Related to the topic of this thread, the Bitcoin Core wallet is about to add an RPC to backup a wallet’s descriptors and related information. See https://github.com/bitcoin/bitcoin/pull/32489. I’m unsure how much overlap there is with this effort, but it’s about achieving the same goal: backing up all private-but-not-secret information related to the wallet of a user.
In the meantime, I’ve “played” with a C implementation of this BIP draft, I wanted to check how hard it should be to implement in bitcoin core and I figure out something: it seems there is actually no dependency in core for AES-GCM-256, while there is already usage of CHACHA20 so i’m wondering if we should not use CHACHA20 as default encryption algo? (I’ll cross-post to delving)
I’d like to get feedback about changing the default encryption algo from AES-GCM => CHACHA20, I’m really thinking having this implemented in core should be a trong plus, and I dant think it worth to add new dependencies only for that purpose.
The secret vs private distinction is a great framing and I think it’s going to change how people think about descriptor backup burden.
However, I still think about two things:
The availability problem feels not addressed. Google deletes inactive accounts. Nostr relays drop data whenever they feel like it. Email providers get acquired. The person who stored 5 copies at wallet creation has no way to know any of them survived without actively checking, which most people won’t do. Confidentiality and durability are separate properties and only one of them is solved here.
The inheritance path also seems to assume the heir holds an xpub, which means they were a cosigner or the owner handed them key material before dying, which is kind of the hard part of inheritance anyway. The dead man switch email workaround is honest about this gap but reintroduces exactly the centralised dependencies the encryption scheme eliminates elsewhere.
Questions I don’t have an answer to are:
Is there a way to provide durability guarantees that are enforced by something other than user discipline?
What’s the right primitive for heirs who hold no key material at all?
You are correct on both points: this scheme makes no attempt to solve the availability problem, nor guaranteeing the correct key discipline for inheritance and other use cases. I think those have to be addressed on other layers.

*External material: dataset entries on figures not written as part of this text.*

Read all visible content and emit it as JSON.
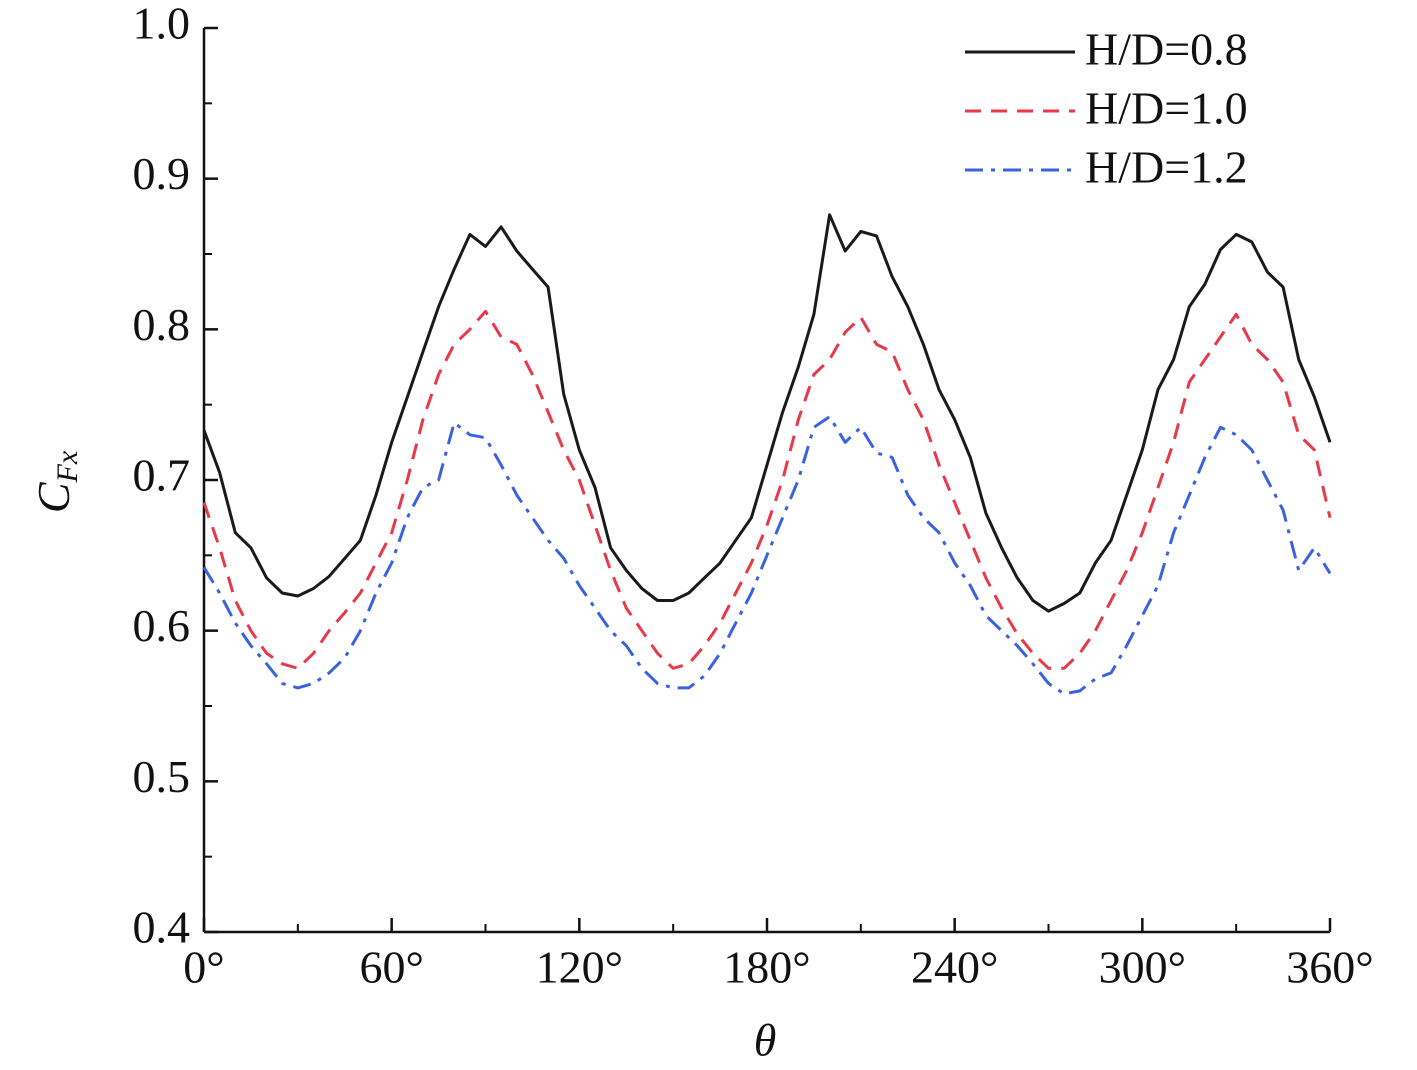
{
  "chart_data": {
    "type": "line",
    "xlabel": "θ",
    "ylabel": {
      "text": "C",
      "subscript": "Fx"
    },
    "x": [
      0,
      5,
      10,
      15,
      20,
      25,
      30,
      35,
      40,
      45,
      50,
      55,
      60,
      65,
      70,
      75,
      80,
      85,
      90,
      95,
      100,
      105,
      110,
      115,
      120,
      125,
      130,
      135,
      140,
      145,
      150,
      155,
      160,
      165,
      170,
      175,
      180,
      185,
      190,
      195,
      200,
      205,
      210,
      215,
      220,
      225,
      230,
      235,
      240,
      245,
      250,
      255,
      260,
      265,
      270,
      275,
      280,
      285,
      290,
      295,
      300,
      305,
      310,
      315,
      320,
      325,
      330,
      335,
      340,
      345,
      350,
      355,
      360
    ],
    "series": [
      {
        "name": "H/D=0.8",
        "color": "#1a1a1a",
        "dash": "none",
        "values": [
          0.733,
          0.705,
          0.665,
          0.655,
          0.635,
          0.625,
          0.623,
          0.628,
          0.636,
          0.648,
          0.66,
          0.69,
          0.725,
          0.755,
          0.785,
          0.815,
          0.84,
          0.863,
          0.855,
          0.868,
          0.852,
          0.84,
          0.828,
          0.757,
          0.72,
          0.695,
          0.655,
          0.64,
          0.628,
          0.62,
          0.62,
          0.625,
          0.635,
          0.645,
          0.66,
          0.675,
          0.71,
          0.745,
          0.775,
          0.81,
          0.876,
          0.852,
          0.865,
          0.862,
          0.835,
          0.815,
          0.79,
          0.76,
          0.74,
          0.715,
          0.678,
          0.655,
          0.635,
          0.62,
          0.613,
          0.618,
          0.625,
          0.645,
          0.66,
          0.69,
          0.72,
          0.76,
          0.78,
          0.815,
          0.83,
          0.853,
          0.863,
          0.858,
          0.838,
          0.828,
          0.78,
          0.755,
          0.725
        ]
      },
      {
        "name": "H/D=1.0",
        "color": "#e8394a",
        "dash": "16,10",
        "values": [
          0.685,
          0.655,
          0.62,
          0.6,
          0.585,
          0.578,
          0.575,
          0.585,
          0.6,
          0.612,
          0.625,
          0.645,
          0.665,
          0.7,
          0.74,
          0.77,
          0.79,
          0.8,
          0.812,
          0.795,
          0.79,
          0.77,
          0.745,
          0.72,
          0.7,
          0.67,
          0.64,
          0.615,
          0.6,
          0.585,
          0.575,
          0.578,
          0.59,
          0.605,
          0.625,
          0.645,
          0.67,
          0.7,
          0.74,
          0.77,
          0.78,
          0.798,
          0.808,
          0.79,
          0.785,
          0.76,
          0.74,
          0.71,
          0.685,
          0.66,
          0.635,
          0.615,
          0.598,
          0.585,
          0.575,
          0.575,
          0.585,
          0.6,
          0.62,
          0.64,
          0.665,
          0.695,
          0.725,
          0.765,
          0.78,
          0.795,
          0.81,
          0.79,
          0.78,
          0.765,
          0.73,
          0.72,
          0.675
        ]
      },
      {
        "name": "H/D=1.2",
        "color": "#3a62e0",
        "dash": "18,8,4,8",
        "values": [
          0.642,
          0.625,
          0.605,
          0.59,
          0.578,
          0.565,
          0.562,
          0.565,
          0.572,
          0.582,
          0.6,
          0.625,
          0.645,
          0.675,
          0.695,
          0.7,
          0.738,
          0.73,
          0.728,
          0.71,
          0.69,
          0.675,
          0.66,
          0.648,
          0.63,
          0.615,
          0.6,
          0.59,
          0.575,
          0.565,
          0.562,
          0.562,
          0.57,
          0.585,
          0.605,
          0.625,
          0.65,
          0.675,
          0.7,
          0.735,
          0.742,
          0.725,
          0.735,
          0.718,
          0.715,
          0.69,
          0.675,
          0.665,
          0.645,
          0.63,
          0.61,
          0.6,
          0.59,
          0.578,
          0.565,
          0.558,
          0.56,
          0.568,
          0.572,
          0.59,
          0.61,
          0.63,
          0.665,
          0.69,
          0.715,
          0.735,
          0.73,
          0.72,
          0.7,
          0.68,
          0.64,
          0.655,
          0.638
        ]
      }
    ],
    "xlim": [
      0,
      360
    ],
    "xticks": [
      {
        "value": 0,
        "label": "0°"
      },
      {
        "value": 60,
        "label": "60°"
      },
      {
        "value": 120,
        "label": "120°"
      },
      {
        "value": 180,
        "label": "180°"
      },
      {
        "value": 240,
        "label": "240°"
      },
      {
        "value": 300,
        "label": "300°"
      },
      {
        "value": 360,
        "label": "360°"
      }
    ],
    "xminorticks": [
      30,
      90,
      150,
      210,
      270,
      330
    ],
    "ylim": [
      0.4,
      1.0
    ],
    "yticks": [
      0.4,
      0.5,
      0.6,
      0.7,
      0.8,
      0.9,
      {
        "value": 1,
        "label": "1.0"
      }
    ],
    "yminorticks": [
      0.45,
      0.55,
      0.65,
      0.75,
      0.85,
      0.95
    ],
    "legend": "upper right"
  }
}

I would disagree that the availability problem is hard to solve, though. Computers are really good at storing and copying things. While it’s true they aren’t very good at holding on to things for a very long time, that problem is solved with enough redundancy.
People seem to disagree and proposed solutions like OP_RETURNs or inscriptions as a guaranteed backup – but i don’t think that’s necessary, and ultimately it will likely become too expensive anyway.

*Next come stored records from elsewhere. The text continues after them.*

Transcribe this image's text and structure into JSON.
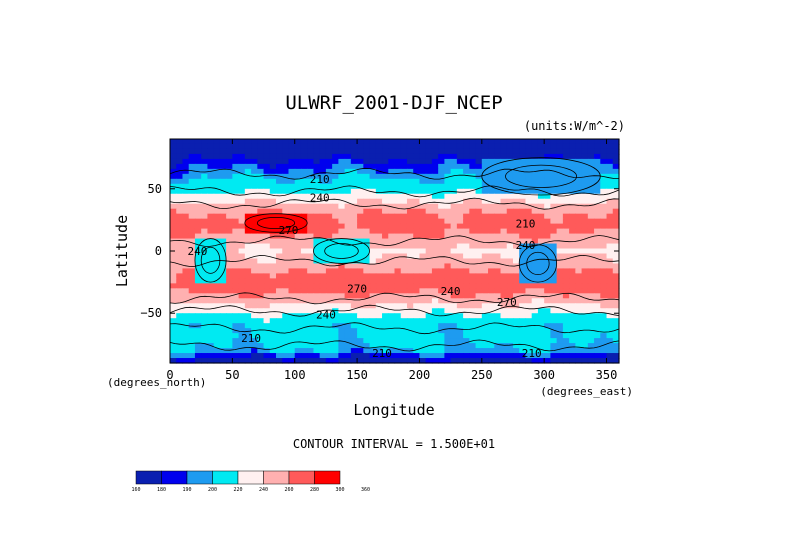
{
  "chart_data": {
    "type": "heatmap",
    "title": "ULWRF_2001-DJF_NCEP",
    "units": "(units:W/m^-2)",
    "xlabel": "Longitude",
    "ylabel": "Latitude",
    "x_unit_label": "(degrees_east)",
    "y_unit_label": "(degrees_north)",
    "xlim": [
      0,
      360
    ],
    "ylim": [
      -90,
      90
    ],
    "x_ticks": [
      "0",
      "50",
      "100",
      "150",
      "200",
      "250",
      "300",
      "350"
    ],
    "x_tick_values": [
      0,
      50,
      100,
      150,
      200,
      250,
      300,
      350
    ],
    "y_ticks": [
      "50",
      "0",
      "−50"
    ],
    "y_tick_values": [
      50,
      0,
      -50
    ],
    "contour_interval_text": "CONTOUR INTERVAL = 1.500E+01",
    "contour_labels": [
      {
        "text": "240",
        "lon": 120,
        "lat": 43
      },
      {
        "text": "210",
        "lon": 120,
        "lat": 58
      },
      {
        "text": "270",
        "lon": 95,
        "lat": 17
      },
      {
        "text": "240",
        "lon": 22,
        "lat": 0
      },
      {
        "text": "240",
        "lon": 285,
        "lat": 5
      },
      {
        "text": "210",
        "lon": 285,
        "lat": 22
      },
      {
        "text": "270",
        "lon": 150,
        "lat": -30
      },
      {
        "text": "240",
        "lon": 125,
        "lat": -51
      },
      {
        "text": "240",
        "lon": 225,
        "lat": -32
      },
      {
        "text": "270",
        "lon": 270,
        "lat": -41
      },
      {
        "text": "210",
        "lon": 65,
        "lat": -70
      },
      {
        "text": "210",
        "lon": 170,
        "lat": -82
      },
      {
        "text": "210",
        "lon": 290,
        "lat": -82
      }
    ],
    "colorbar": {
      "levels": [
        160,
        180,
        190,
        200,
        220,
        240,
        260,
        280,
        300,
        360
      ],
      "level_labels": [
        "160",
        "180",
        "190",
        "200",
        "220",
        "240",
        "260",
        "280",
        "300",
        "360"
      ],
      "colors": [
        "#0a1fb0",
        "#0000ee",
        "#1e9bf0",
        "#00eaf2",
        "#fff0f0",
        "#ffb0b0",
        "#ff5a5a",
        "#ff0000"
      ]
    },
    "zonal_profile": [
      {
        "lat": 90,
        "value": 160
      },
      {
        "lat": 80,
        "value": 170
      },
      {
        "lat": 70,
        "value": 185
      },
      {
        "lat": 60,
        "value": 198
      },
      {
        "lat": 50,
        "value": 212
      },
      {
        "lat": 40,
        "value": 238
      },
      {
        "lat": 30,
        "value": 262
      },
      {
        "lat": 20,
        "value": 268
      },
      {
        "lat": 10,
        "value": 255
      },
      {
        "lat": 0,
        "value": 238
      },
      {
        "lat": -10,
        "value": 248
      },
      {
        "lat": -20,
        "value": 268
      },
      {
        "lat": -30,
        "value": 270
      },
      {
        "lat": -40,
        "value": 248
      },
      {
        "lat": -50,
        "value": 222
      },
      {
        "lat": -60,
        "value": 205
      },
      {
        "lat": -70,
        "value": 205
      },
      {
        "lat": -80,
        "value": 198
      },
      {
        "lat": -90,
        "value": 170
      }
    ],
    "regional_features": [
      {
        "lon": [
          20,
          45
        ],
        "lat": [
          -25,
          10
        ],
        "value": 205
      },
      {
        "lon": [
          115,
          160
        ],
        "lat": [
          -10,
          10
        ],
        "value": 205
      },
      {
        "lon": [
          280,
          310
        ],
        "lat": [
          -25,
          5
        ],
        "value": 195
      },
      {
        "lon": [
          60,
          110
        ],
        "lat": [
          15,
          30
        ],
        "value": 300
      },
      {
        "lon": [
          250,
          345
        ],
        "lat": [
          45,
          75
        ],
        "value": 190
      }
    ]
  }
}
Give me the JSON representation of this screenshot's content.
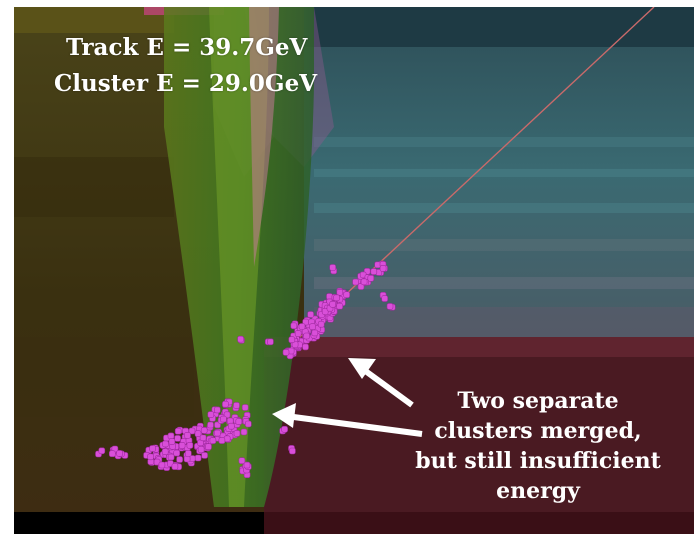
{
  "labels": {
    "track_energy": "Track E = 39.7GeV",
    "cluster_energy": "Cluster E = 29.0GeV"
  },
  "annotation": {
    "lines": [
      "Two separate",
      "clusters merged,",
      "but still insufficient",
      "energy"
    ]
  },
  "colors": {
    "hit": "#d94fd9",
    "track": "#c96a6a",
    "arrow": "#ffffff",
    "background_left": "#4a3d14",
    "background_right": "#2f5d66",
    "background_lower_right": "#4a1a22"
  }
}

Ensuring correct key management from the involved cosigners (especially heirs) is definitely the hardest nut to crack for adoption.

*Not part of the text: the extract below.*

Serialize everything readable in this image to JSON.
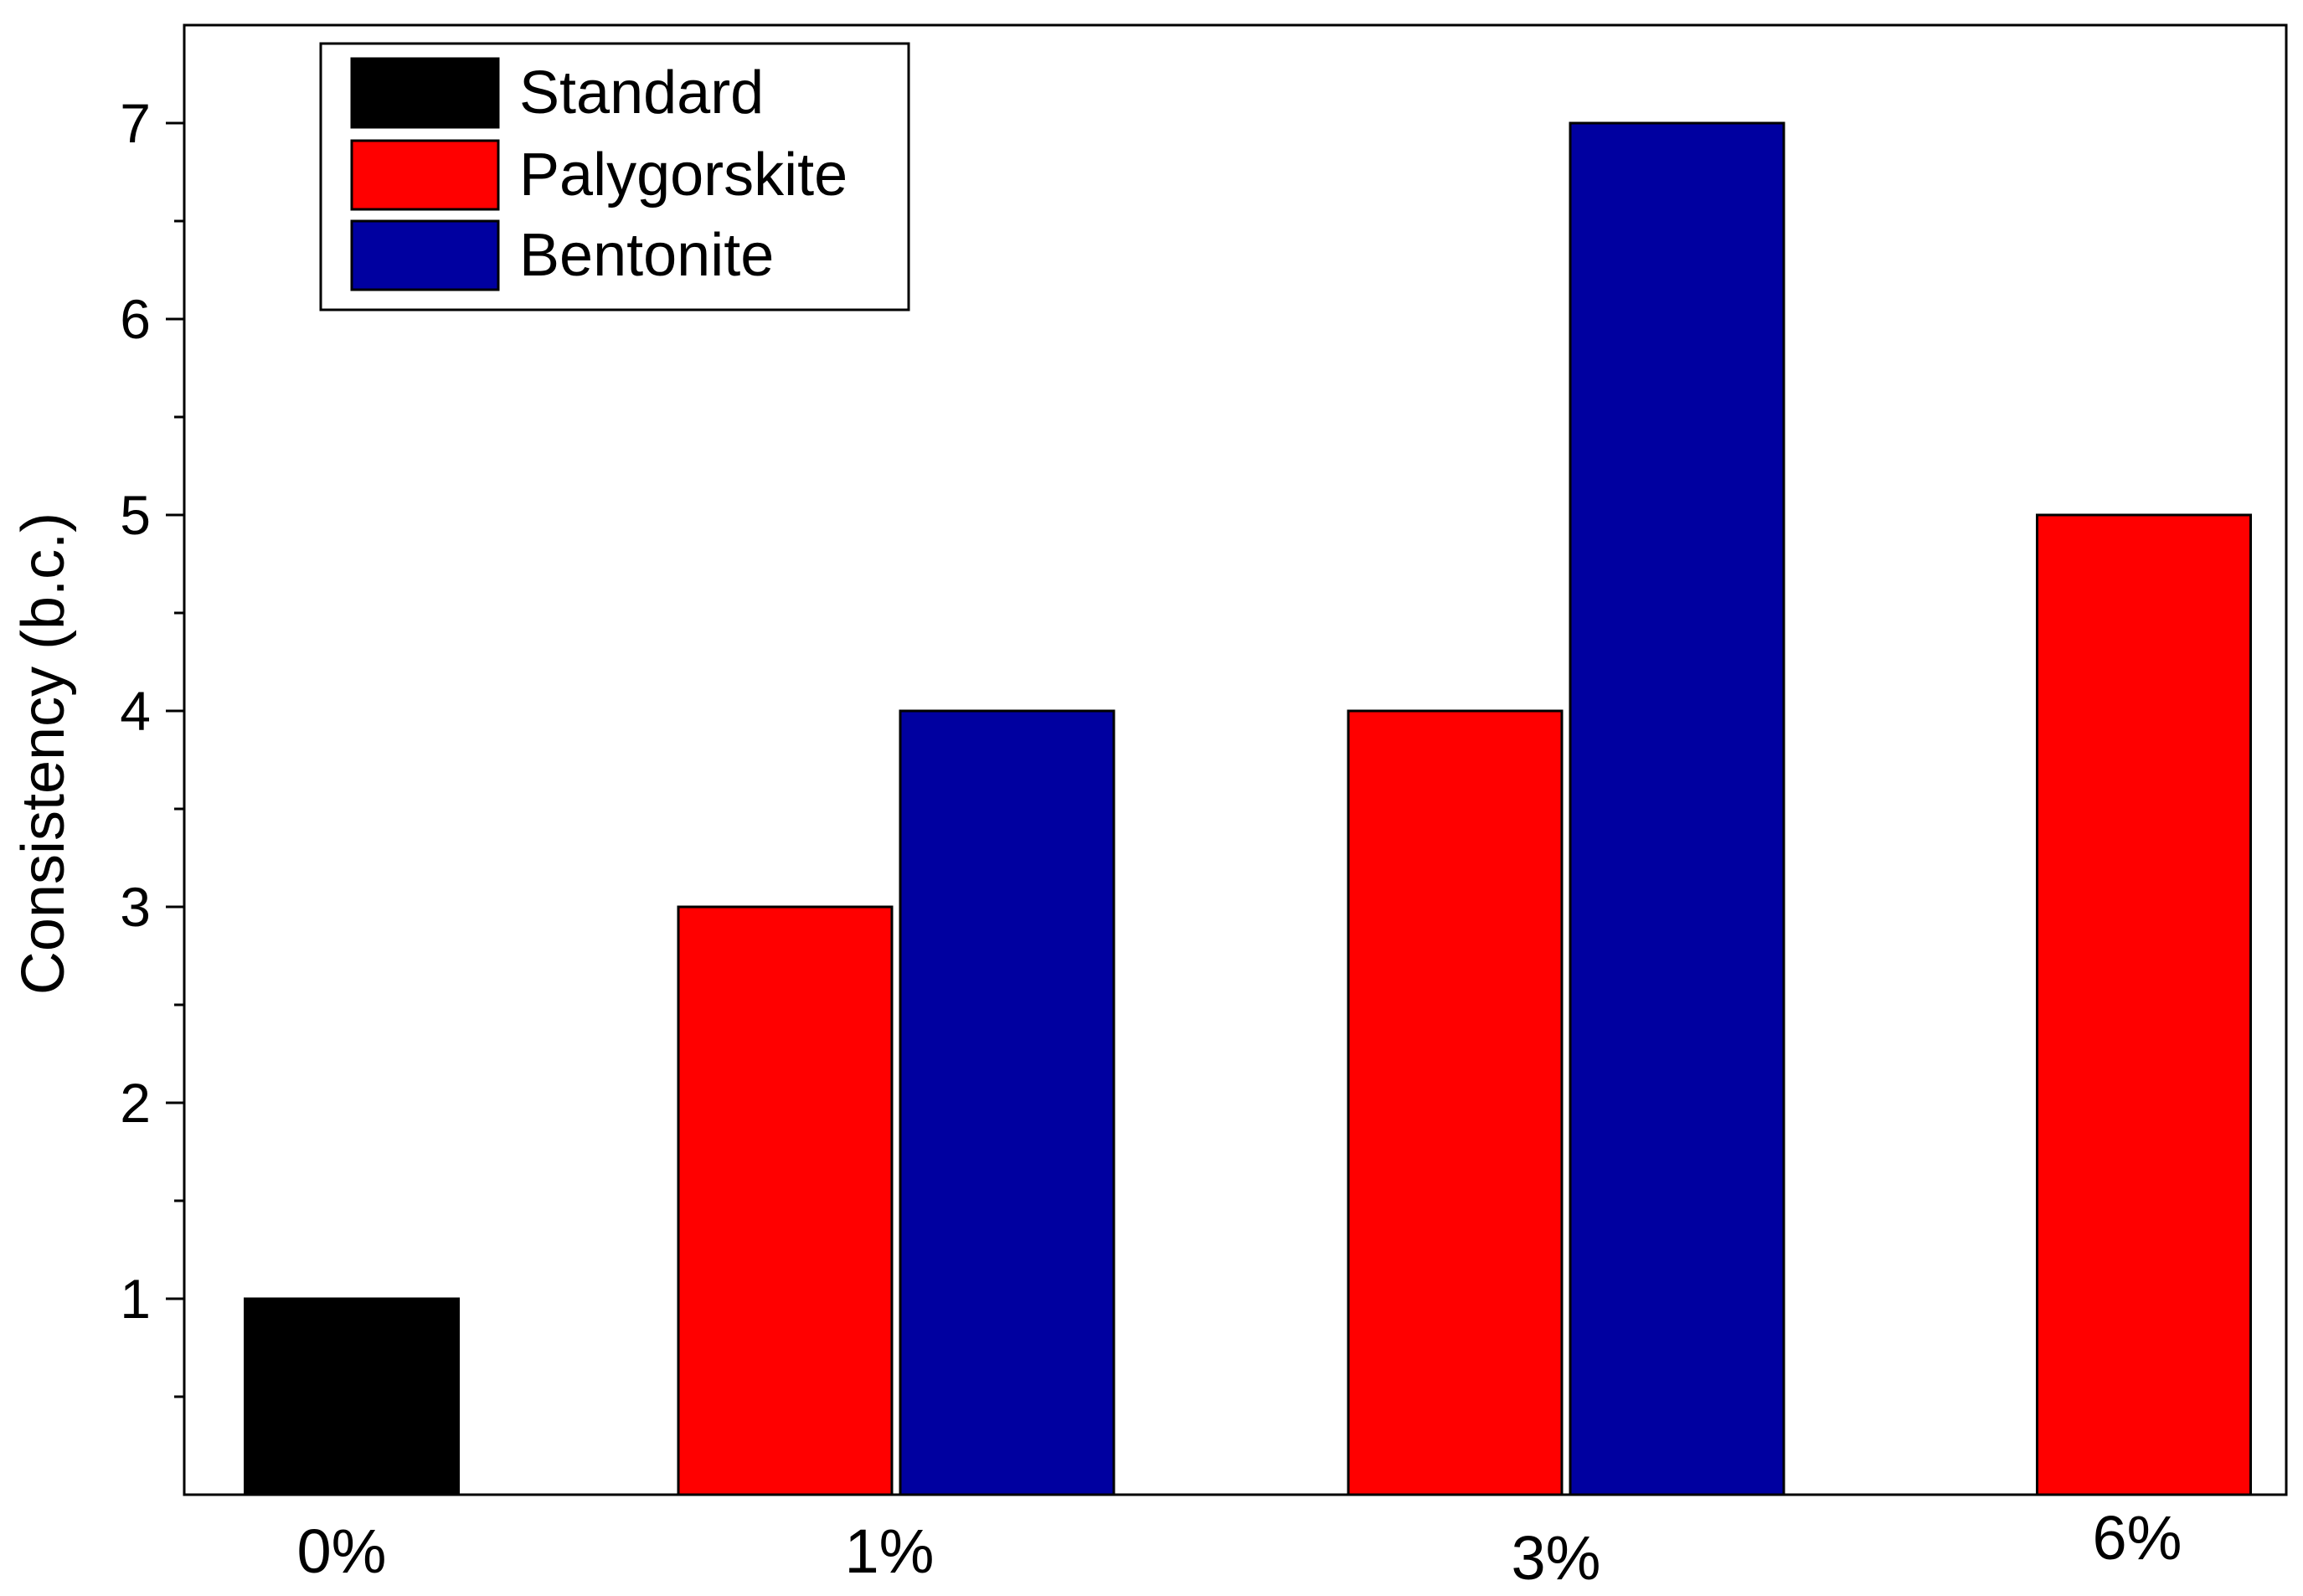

For non-technical people, I tend to think that ‘assisted self-custody with custodial fallback’ is the most reasonable and technologically approachable solution. That is, they are in self-custody (and during that time, a non-custodial service can provide reminders about coin refresh and key management); but if all else fails, after a long enough time-frame, some moderately-trusted third party gets access to the funds. At least trust is only required in case of complete failure, rather than in the normal scenario.
Fair point. Tools already exist to automate replication across multiple providers, and if that gets built into standard software it probably handles most of the availability problem without needing dedicated infrastructure.
Where I keep landing is one step further though. Even with perfect replication, the heir still has to find and access those copies under stress, possibly years after the owner’s accounts went inactive. I think that’s a coordination problem on the recovery side that feels separate from the storage side.
Is the custodial fallback your answer to that too, or do you see that as a different layer entirely?